Так получилось, что еще до разделения НКОП на меня легли заботы по окончательному утверждению плана реконструкции завода. Оставалось рассмотреть реконструкцию одного из последних цехов и план реконструкции завода направить в Москву, когда мне позвонил А. И. Быховский и объявил, что его срочно вызывают в наркомат и он просит меня закончить эту работу.
Я сразу понял, что Абраму Исаевичу в той сложной обстановке не хотелось самому утверждать план огромной реконструкции завода. С моей точки зрения, для этого были основания: у него сложились очень плохие отношения с управлением внутренних дел Удмуртской республики, которое требовало от него объяснений по многим, даже надуманным вопросам.

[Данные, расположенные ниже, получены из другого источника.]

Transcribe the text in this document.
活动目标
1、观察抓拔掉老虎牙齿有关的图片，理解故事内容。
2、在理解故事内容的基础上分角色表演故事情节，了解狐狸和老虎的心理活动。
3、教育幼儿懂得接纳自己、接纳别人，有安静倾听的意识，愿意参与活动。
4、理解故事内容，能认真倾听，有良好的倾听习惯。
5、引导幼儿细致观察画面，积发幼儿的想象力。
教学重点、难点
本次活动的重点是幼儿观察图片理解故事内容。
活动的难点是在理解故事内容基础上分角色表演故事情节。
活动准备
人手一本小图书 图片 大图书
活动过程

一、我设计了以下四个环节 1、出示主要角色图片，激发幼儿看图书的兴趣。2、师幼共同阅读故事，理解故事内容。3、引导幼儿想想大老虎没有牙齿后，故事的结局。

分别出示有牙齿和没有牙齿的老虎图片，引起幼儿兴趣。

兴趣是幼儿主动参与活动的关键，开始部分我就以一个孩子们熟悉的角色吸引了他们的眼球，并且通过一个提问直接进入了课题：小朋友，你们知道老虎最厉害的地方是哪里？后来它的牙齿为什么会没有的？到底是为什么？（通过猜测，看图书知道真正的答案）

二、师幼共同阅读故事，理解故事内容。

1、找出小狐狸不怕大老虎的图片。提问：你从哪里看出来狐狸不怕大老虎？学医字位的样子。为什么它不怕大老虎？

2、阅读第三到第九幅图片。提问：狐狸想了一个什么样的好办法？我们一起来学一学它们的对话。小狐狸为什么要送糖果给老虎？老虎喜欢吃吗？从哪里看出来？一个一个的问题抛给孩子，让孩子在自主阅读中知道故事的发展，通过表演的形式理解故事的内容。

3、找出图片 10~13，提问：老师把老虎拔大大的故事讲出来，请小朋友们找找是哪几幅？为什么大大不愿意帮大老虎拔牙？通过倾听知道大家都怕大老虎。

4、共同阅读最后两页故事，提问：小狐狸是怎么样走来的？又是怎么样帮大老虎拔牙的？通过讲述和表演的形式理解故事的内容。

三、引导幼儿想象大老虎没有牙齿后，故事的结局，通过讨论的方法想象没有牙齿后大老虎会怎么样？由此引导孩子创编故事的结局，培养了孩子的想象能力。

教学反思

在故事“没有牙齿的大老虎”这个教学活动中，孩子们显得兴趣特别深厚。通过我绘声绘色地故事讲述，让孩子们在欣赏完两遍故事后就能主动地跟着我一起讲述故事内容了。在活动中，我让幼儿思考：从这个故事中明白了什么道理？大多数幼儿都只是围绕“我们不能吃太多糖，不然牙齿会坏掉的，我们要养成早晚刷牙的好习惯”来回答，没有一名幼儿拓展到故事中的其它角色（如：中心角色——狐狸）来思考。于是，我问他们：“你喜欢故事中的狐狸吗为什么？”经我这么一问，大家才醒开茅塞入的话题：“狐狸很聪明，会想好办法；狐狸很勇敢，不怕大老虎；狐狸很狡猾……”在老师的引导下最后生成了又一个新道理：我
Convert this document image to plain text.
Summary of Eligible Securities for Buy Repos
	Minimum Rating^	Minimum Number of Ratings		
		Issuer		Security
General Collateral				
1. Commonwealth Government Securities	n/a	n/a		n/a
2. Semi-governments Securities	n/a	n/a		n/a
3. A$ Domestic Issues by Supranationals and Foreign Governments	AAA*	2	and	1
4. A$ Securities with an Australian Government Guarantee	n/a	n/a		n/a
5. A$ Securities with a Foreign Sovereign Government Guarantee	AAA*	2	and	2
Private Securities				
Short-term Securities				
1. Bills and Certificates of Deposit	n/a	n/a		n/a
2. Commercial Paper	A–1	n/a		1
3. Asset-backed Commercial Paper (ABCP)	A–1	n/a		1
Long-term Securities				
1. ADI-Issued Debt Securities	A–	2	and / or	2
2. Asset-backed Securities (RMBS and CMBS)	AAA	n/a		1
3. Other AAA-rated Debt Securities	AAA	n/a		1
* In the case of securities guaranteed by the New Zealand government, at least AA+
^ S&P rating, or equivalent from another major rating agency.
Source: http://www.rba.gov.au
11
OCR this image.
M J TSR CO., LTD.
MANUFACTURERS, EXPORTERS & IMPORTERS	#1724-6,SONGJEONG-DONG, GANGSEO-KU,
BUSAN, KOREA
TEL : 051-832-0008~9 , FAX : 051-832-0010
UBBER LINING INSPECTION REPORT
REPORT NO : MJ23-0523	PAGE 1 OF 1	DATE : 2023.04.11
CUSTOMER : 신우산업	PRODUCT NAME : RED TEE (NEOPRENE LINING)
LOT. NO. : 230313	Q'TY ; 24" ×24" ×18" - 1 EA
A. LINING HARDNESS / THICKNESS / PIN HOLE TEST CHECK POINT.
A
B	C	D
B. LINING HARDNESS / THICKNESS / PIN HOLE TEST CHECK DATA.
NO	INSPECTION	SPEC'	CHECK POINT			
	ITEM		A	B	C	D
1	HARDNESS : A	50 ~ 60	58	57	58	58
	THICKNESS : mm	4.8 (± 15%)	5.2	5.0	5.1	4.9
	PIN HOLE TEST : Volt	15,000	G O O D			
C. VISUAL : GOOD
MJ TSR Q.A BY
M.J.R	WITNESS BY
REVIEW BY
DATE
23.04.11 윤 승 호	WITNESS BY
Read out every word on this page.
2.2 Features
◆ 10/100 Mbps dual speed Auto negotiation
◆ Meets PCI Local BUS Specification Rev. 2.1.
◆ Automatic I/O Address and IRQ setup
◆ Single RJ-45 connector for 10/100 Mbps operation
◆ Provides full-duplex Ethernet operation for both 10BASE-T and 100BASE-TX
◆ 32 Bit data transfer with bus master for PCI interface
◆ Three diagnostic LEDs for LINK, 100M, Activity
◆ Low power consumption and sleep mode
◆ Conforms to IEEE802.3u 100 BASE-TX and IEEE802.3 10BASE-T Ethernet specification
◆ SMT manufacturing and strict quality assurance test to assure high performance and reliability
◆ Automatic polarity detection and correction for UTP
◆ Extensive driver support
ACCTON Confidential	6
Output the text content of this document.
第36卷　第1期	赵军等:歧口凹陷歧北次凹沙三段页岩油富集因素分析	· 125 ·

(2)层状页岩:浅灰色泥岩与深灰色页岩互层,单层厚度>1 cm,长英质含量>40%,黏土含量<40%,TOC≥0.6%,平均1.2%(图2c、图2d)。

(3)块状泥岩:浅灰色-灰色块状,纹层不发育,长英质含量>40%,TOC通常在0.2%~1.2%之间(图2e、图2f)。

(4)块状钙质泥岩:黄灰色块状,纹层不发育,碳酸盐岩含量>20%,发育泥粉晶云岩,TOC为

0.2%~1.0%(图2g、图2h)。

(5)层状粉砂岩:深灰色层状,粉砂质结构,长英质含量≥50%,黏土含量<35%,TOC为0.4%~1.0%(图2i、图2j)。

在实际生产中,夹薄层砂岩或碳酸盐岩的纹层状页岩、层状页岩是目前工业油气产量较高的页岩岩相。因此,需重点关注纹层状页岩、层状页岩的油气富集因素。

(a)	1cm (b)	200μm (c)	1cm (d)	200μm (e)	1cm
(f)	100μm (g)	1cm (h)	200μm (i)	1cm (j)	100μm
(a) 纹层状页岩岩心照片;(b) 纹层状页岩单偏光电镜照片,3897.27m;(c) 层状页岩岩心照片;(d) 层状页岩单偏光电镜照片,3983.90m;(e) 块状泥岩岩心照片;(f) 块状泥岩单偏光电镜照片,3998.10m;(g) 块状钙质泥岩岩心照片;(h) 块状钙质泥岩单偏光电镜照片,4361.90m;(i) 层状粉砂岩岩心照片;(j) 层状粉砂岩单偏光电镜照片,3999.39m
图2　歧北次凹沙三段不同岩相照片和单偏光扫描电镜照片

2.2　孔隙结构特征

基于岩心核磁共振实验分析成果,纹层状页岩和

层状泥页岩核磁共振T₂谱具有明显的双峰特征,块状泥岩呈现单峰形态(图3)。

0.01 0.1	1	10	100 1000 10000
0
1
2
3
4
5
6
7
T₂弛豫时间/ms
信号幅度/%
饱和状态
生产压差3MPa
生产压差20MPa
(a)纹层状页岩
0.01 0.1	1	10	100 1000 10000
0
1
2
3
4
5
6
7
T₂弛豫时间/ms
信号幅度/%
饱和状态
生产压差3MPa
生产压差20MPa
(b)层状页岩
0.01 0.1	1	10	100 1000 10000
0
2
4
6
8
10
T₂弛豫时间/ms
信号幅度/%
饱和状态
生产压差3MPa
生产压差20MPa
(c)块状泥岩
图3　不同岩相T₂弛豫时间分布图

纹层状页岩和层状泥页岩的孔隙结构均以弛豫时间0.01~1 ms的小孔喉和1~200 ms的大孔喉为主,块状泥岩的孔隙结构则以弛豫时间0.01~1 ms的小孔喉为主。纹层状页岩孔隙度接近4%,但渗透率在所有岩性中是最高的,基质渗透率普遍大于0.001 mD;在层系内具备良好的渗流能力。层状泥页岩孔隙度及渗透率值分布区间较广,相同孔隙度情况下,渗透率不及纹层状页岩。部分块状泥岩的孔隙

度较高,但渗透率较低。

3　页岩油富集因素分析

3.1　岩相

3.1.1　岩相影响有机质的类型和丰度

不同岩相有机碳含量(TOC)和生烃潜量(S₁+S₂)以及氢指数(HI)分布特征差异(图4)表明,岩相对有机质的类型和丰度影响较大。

Собрав всех, кто был нужен, я утвердил проект последнего объекта, а затем и весь план реконструкции завода. В тот же день документация ушла в Москву.
На реконструкцию и строительство новых оборонных заводов в целом по стране выделялись многие миллиарды рублей. Едва ли не самая крупная сумма отпускалась на реконструкцию Ижевского машиностроительного и металлургического заводов - 1 миллиард 200 миллионов рублей. Последующее показало, что огромные расходы, которые пошли на реконструкцию Ижевского завода, оправдали себя. Ижевск стал в годы войны самым крупным центром винтовочного (и не только винтовочного) производства, дав действующей армии и резервным соединениям такое количество винтовок и карабинов, которое не смогли дать все оружейные заводы гитлеровской Германии и ее сателлитов, и почти столько же, сколько произвели этого вида вооружения заводы Соединенных Штатов Америки.
В начале 1939 года произошло еще одно событие, которое открыло перед заводом новые перспективы. Решением правительства и соответствующим приказом по Наркомату вооружения Ижевский гигант был поделен на два завода. Для всех нас это явилось полной неожиданностью. Многие рабочие и инженерно-технические работники говорили: 'Сталелитейный и машиностроительный заводы сто тридцать два года работали под одним управлением и считались, как родные братья. Зачем же делить их?' Однако мотив для раздела завода был важным: таким большим производством руководить трудно, а в перспективе будет еще труднее. Поначалу, признаться, я тоже разделял мнение тех, кто не видел смысла в преобразовании. И только дальнейшее - рост производства на каждом из заводов и постоянно повышавшиеся требования к машиностроению и металлургии - показало, что решение это было дальновидным и в конечном счете себя оправдало. Тем более что оба завода оставались рядом и работали под 'крышей' одного наркомата.